After 1994 there was an increasing synergy between senior members of the ruling ANC and Rhema church where they increasingly worshipped. A number of Rhema publicists like convicted fraudster Carl Niehaus and spokesperson Mona moved from the church to senior roles in the ANC, and McCauley was close to presidents Nelson Mandela, Thabo Mbeki, Jacob Zuma and Cyril Ramaphosa.
In 2009, McCauley caused waves politically when he invited the as yet unelected president Zuma to speak at a Sunday morning service. Many of the ANC’s most senior figures also attended, and he was accused of political bias. When Zuma took office in 2009, McCauley formed the National Interfaith Leadership Council (NILC) which publicly defended Zuma and the ANC government on several highly controversial matters, and was wont to issue press statements from ANC headquarters at Luthuli House.
When Zuma was engulfed in a scandal over fathering children out of wedlock in 2010, the NILC publicly forgave him.
Not for nothing was McCauley accused of hypocrisy. He stridently preached against divorce on scriptural grounds until he got divorced from his first wife Lyndie in 2000, and reinterpreted scripture to justify it. As hugely charismatic and persuasive as he was, not everyone in the church bought this, and a large chunk of his congregation who stood by the belief that divorce had no biblical basis, broke away.

Shortly after his divorce, he met two-time divorcee Zelda Ireland, who he married in 2001. In 2010 they divorced, and in 2013 they remarried. As well as preaching against divorce McCauley also preached against gay rights and abortion, and publicly lobbied for a change in the constitution to have them banned.
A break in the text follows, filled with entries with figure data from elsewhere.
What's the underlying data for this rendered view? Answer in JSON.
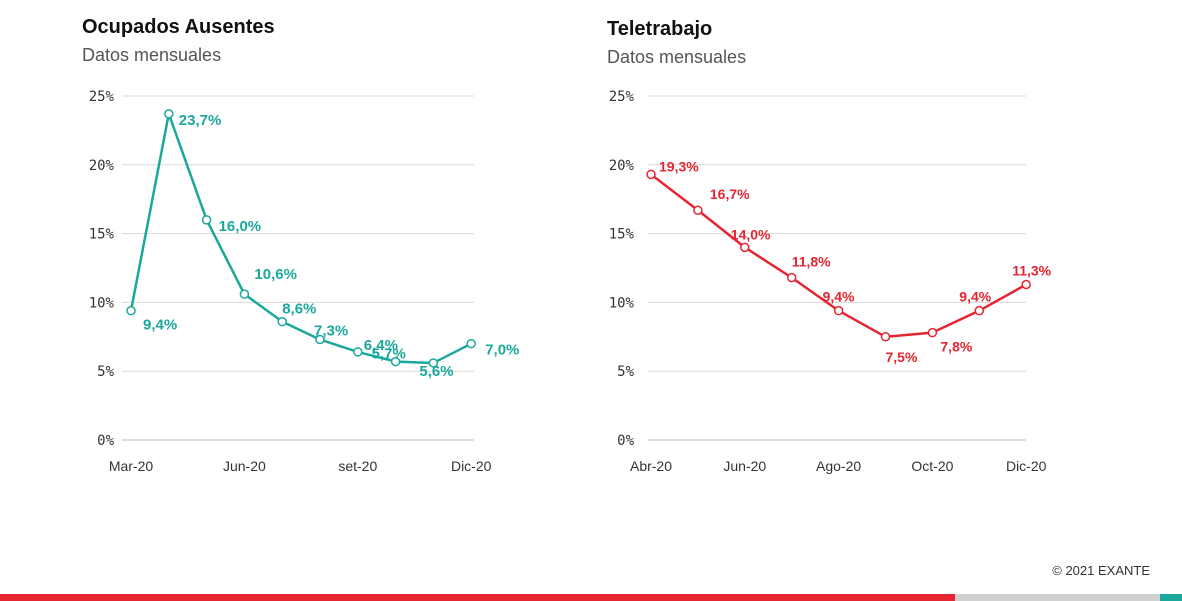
{
  "footer": {
    "credit": "© 2021 EXANTE",
    "bar_colors": [
      "#e52531",
      "#d0d0d0",
      "#1ba89c"
    ]
  },
  "chart_data": [
    {
      "type": "line",
      "title": "Ocupados Ausentes",
      "subtitle": "Datos mensuales",
      "color": "#1ba89c",
      "ylim": [
        0,
        25
      ],
      "yticks": [
        {
          "v": 0,
          "label": "0%"
        },
        {
          "v": 5,
          "label": "5%"
        },
        {
          "v": 10,
          "label": "10%"
        },
        {
          "v": 15,
          "label": "15%"
        },
        {
          "v": 20,
          "label": "20%"
        },
        {
          "v": 25,
          "label": "25%"
        }
      ],
      "grid": true,
      "legend": "none",
      "x": [
        "Mar-20",
        "Abr-20",
        "May-20",
        "Jun-20",
        "Jul-20",
        "Ago-20",
        "set-20",
        "Oct-20",
        "Nov-20",
        "Dic-20"
      ],
      "xtick_labels": [
        {
          "i": 0,
          "label": "Mar-20"
        },
        {
          "i": 3,
          "label": "Jun-20"
        },
        {
          "i": 6,
          "label": "set-20"
        },
        {
          "i": 9,
          "label": "Dic-20"
        }
      ],
      "values": [
        9.4,
        23.7,
        16.0,
        10.6,
        8.6,
        7.3,
        6.4,
        5.7,
        5.6,
        7.0
      ],
      "labels": [
        "9,4%",
        "23,7%",
        "16,0%",
        "10,6%",
        "8,6%",
        "7,3%",
        "6,4%",
        "5,7%",
        "5,6%",
        "7,0%"
      ]
    },
    {
      "type": "line",
      "title": "Teletrabajo",
      "subtitle": "Datos mensuales",
      "color": "#e52531",
      "ylim": [
        0,
        25
      ],
      "yticks": [
        {
          "v": 0,
          "label": "0%"
        },
        {
          "v": 5,
          "label": "5%"
        },
        {
          "v": 10,
          "label": "10%"
        },
        {
          "v": 15,
          "label": "15%"
        },
        {
          "v": 20,
          "label": "20%"
        },
        {
          "v": 25,
          "label": "25%"
        }
      ],
      "grid": true,
      "legend": "none",
      "x": [
        "Abr-20",
        "May-20",
        "Jun-20",
        "Jul-20",
        "Ago-20",
        "Set-20",
        "Oct-20",
        "Nov-20",
        "Dic-20"
      ],
      "xtick_labels": [
        {
          "i": 0,
          "label": "Abr-20"
        },
        {
          "i": 2,
          "label": "Jun-20"
        },
        {
          "i": 4,
          "label": "Ago-20"
        },
        {
          "i": 6,
          "label": "Oct-20"
        },
        {
          "i": 8,
          "label": "Dic-20"
        }
      ],
      "values": [
        19.3,
        16.7,
        14.0,
        11.8,
        9.4,
        7.5,
        7.8,
        9.4,
        11.3
      ],
      "labels": [
        "19,3%",
        "16,7%",
        "14,0%",
        "11,8%",
        "9,4%",
        "7,5%",
        "7,8%",
        "9,4%",
        "11,3%"
      ]
    }
  ]
}
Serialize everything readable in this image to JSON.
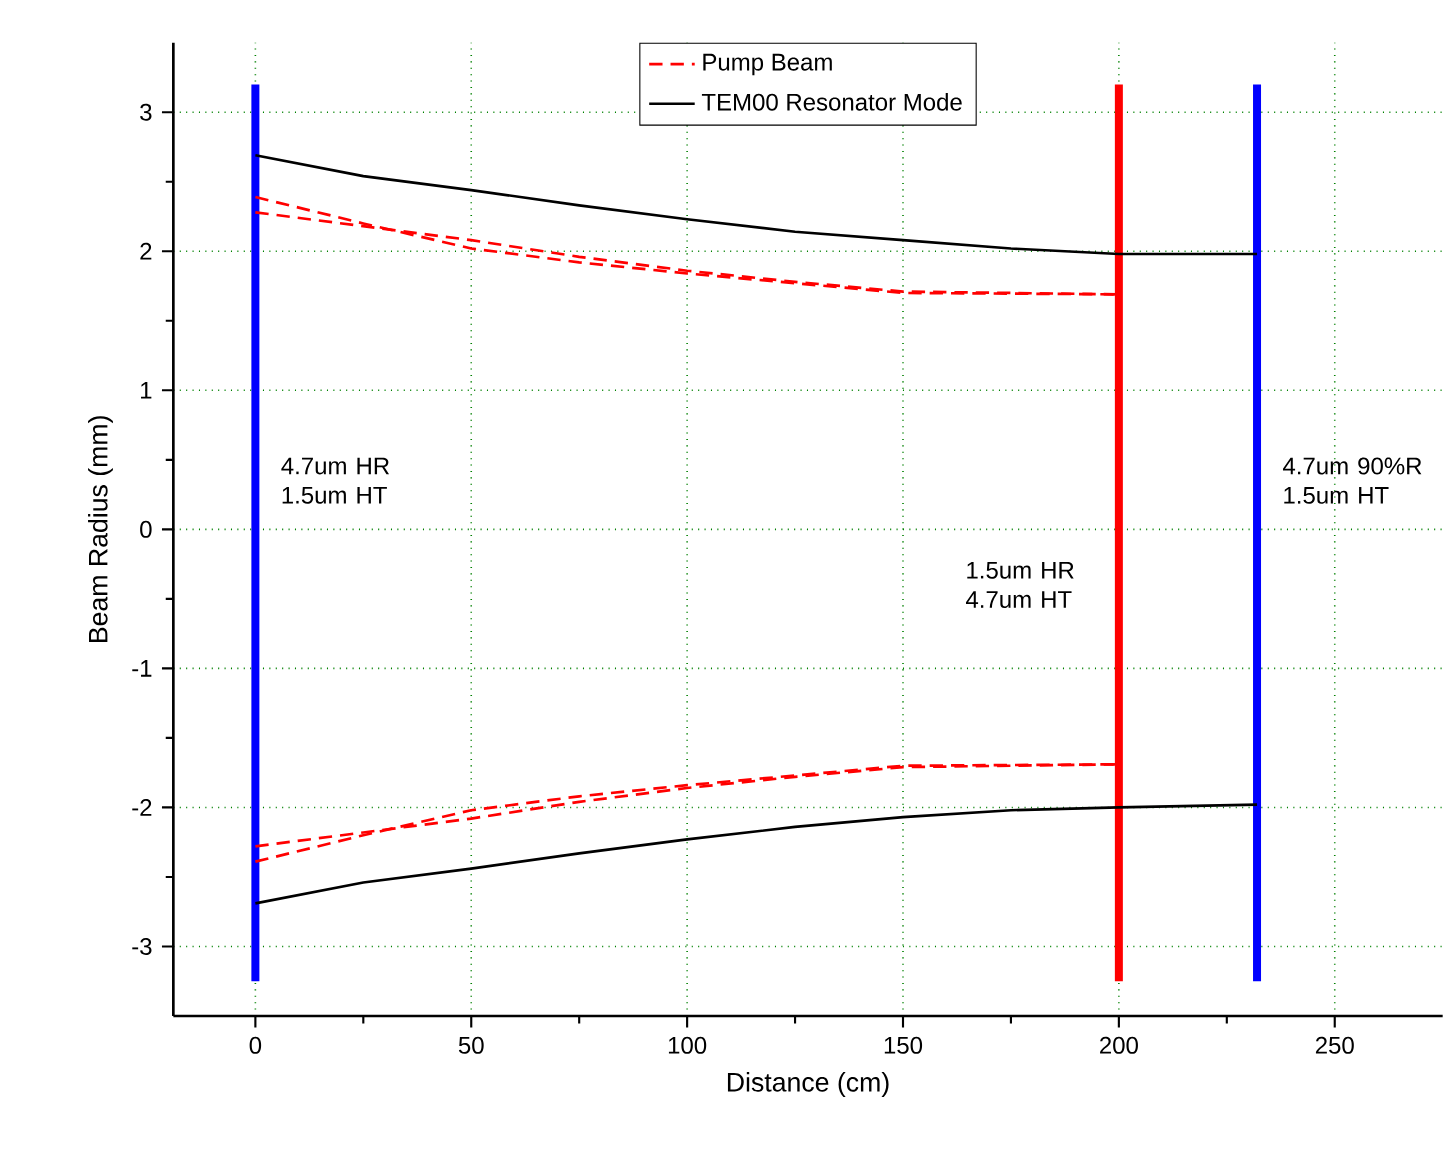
{
  "chart_data": {
    "type": "line",
    "xlabel": "Distance (cm)",
    "ylabel": "Beam Radius (mm)",
    "xlim": [
      -19,
      275
    ],
    "ylim": [
      -3.5,
      3.5
    ],
    "xticks": [
      0,
      50,
      100,
      150,
      200,
      250
    ],
    "yticks": [
      -3,
      -2,
      -1,
      0,
      1,
      2,
      3
    ],
    "grid": true,
    "legend": "top",
    "line_style": "solid",
    "marker": "none",
    "series": [
      {
        "name": "Pump Beam",
        "color": "#ff0000",
        "line_style": "dashed",
        "x": [
          0,
          25,
          50,
          75,
          100,
          125,
          150,
          200
        ],
        "values": [
          2.39,
          2.2,
          2.02,
          1.92,
          1.84,
          1.77,
          1.7,
          1.69
        ]
      },
      {
        "color": "#ff0000",
        "line_style": "dashed",
        "x": [
          0,
          25,
          50,
          75,
          100,
          125,
          150,
          200
        ],
        "values": [
          2.28,
          2.18,
          2.08,
          1.96,
          1.86,
          1.78,
          1.71,
          1.69
        ]
      },
      {
        "color": "#ff0000",
        "line_style": "dashed",
        "x": [
          0,
          25,
          50,
          75,
          100,
          125,
          150,
          200
        ],
        "values": [
          -2.39,
          -2.2,
          -2.02,
          -1.92,
          -1.84,
          -1.77,
          -1.7,
          -1.69
        ]
      },
      {
        "color": "#ff0000",
        "line_style": "dashed",
        "x": [
          0,
          25,
          50,
          75,
          100,
          125,
          150,
          200
        ],
        "values": [
          -2.28,
          -2.18,
          -2.08,
          -1.96,
          -1.86,
          -1.78,
          -1.71,
          -1.69
        ]
      },
      {
        "name": "TEM00 Resonator Mode",
        "color": "#000000",
        "x": [
          0,
          25,
          50,
          75,
          100,
          125,
          150,
          175,
          200,
          232
        ],
        "values": [
          2.69,
          2.54,
          2.44,
          2.33,
          2.23,
          2.14,
          2.08,
          2.02,
          1.98,
          1.98
        ]
      },
      {
        "color": "#000000",
        "x": [
          0,
          25,
          50,
          75,
          100,
          125,
          150,
          175,
          200,
          232
        ],
        "values": [
          -2.69,
          -2.54,
          -2.44,
          -2.33,
          -2.23,
          -2.14,
          -2.07,
          -2.02,
          -2.0,
          -1.98
        ]
      }
    ],
    "ref_lines": [
      {
        "axis": "x",
        "value": 0,
        "label": "4.7um HR 1.5um HT",
        "color": "#0000ff"
      },
      {
        "axis": "x",
        "value": 200,
        "label": "1.5um HR 4.7um HT",
        "color": "#ff0000"
      },
      {
        "axis": "x",
        "value": 232,
        "label": "4.7um 90%R 1.5um HT",
        "color": "#0000ff"
      }
    ]
  }
}
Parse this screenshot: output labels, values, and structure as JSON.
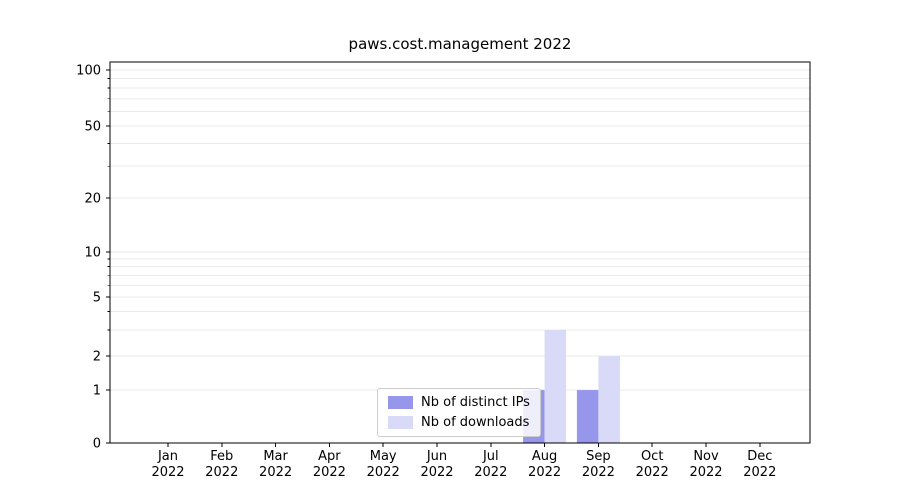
{
  "chart_data": {
    "type": "bar",
    "title": "paws.cost.management 2022",
    "x_categories": [
      "Jan",
      "Feb",
      "Mar",
      "Apr",
      "May",
      "Jun",
      "Jul",
      "Aug",
      "Sep",
      "Oct",
      "Nov",
      "Dec"
    ],
    "x_year_label": "2022",
    "series": [
      {
        "name": "Nb of distinct IPs",
        "color": "#9696ea",
        "values": [
          0,
          0,
          0,
          0,
          0,
          0,
          0,
          1,
          1,
          0,
          0,
          0
        ]
      },
      {
        "name": "Nb of downloads",
        "color": "#d9d9f8",
        "values": [
          0,
          0,
          0,
          0,
          0,
          0,
          0,
          3,
          2,
          0,
          0,
          0
        ]
      }
    ],
    "yscale": "symlog",
    "ylim": [
      0,
      115
    ],
    "y_major_ticks": [
      0,
      1,
      2,
      5,
      10,
      20,
      50,
      100
    ],
    "y_gridline_values": [
      1,
      2,
      3,
      4,
      5,
      6,
      7,
      8,
      9,
      10,
      20,
      30,
      40,
      50,
      60,
      70,
      80,
      90,
      100
    ],
    "legend": {
      "position": "lower center"
    },
    "axes": {
      "grid": true,
      "background": "#ffffff",
      "border_color": "#000000",
      "gridline_color": "#e9e9e9",
      "text_color": "#000000"
    }
  }
}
McCauley was a spiritual mentor to former Proteas cricket captain Hansie Cronje, who was banned from cricket for life after admitting to taking money to fix matches involving South Africa, and died in a plane crash in 2002. When Cronje became captain, McCauley became the South African cricket team’s unofficial chaplain. After making a confession to McCauley a tearful Cronje told the commission of inquiry into his match fixing that “the Devil made me do it”.
During the 2010 soccer World Cup an unwell looking “Pastor Ray” was called on to bless Bafana Bafana on live television. Soon afterwards he had to undergo heart bypass surgery.
McCauley, who wrote several books including Our God Is An Awesome God, Walk-In Faith and Expect More Bottom Line, leaves his wife Zelda, son Joshua, a senior pastor of Redemption Church SA, and three grandchildren.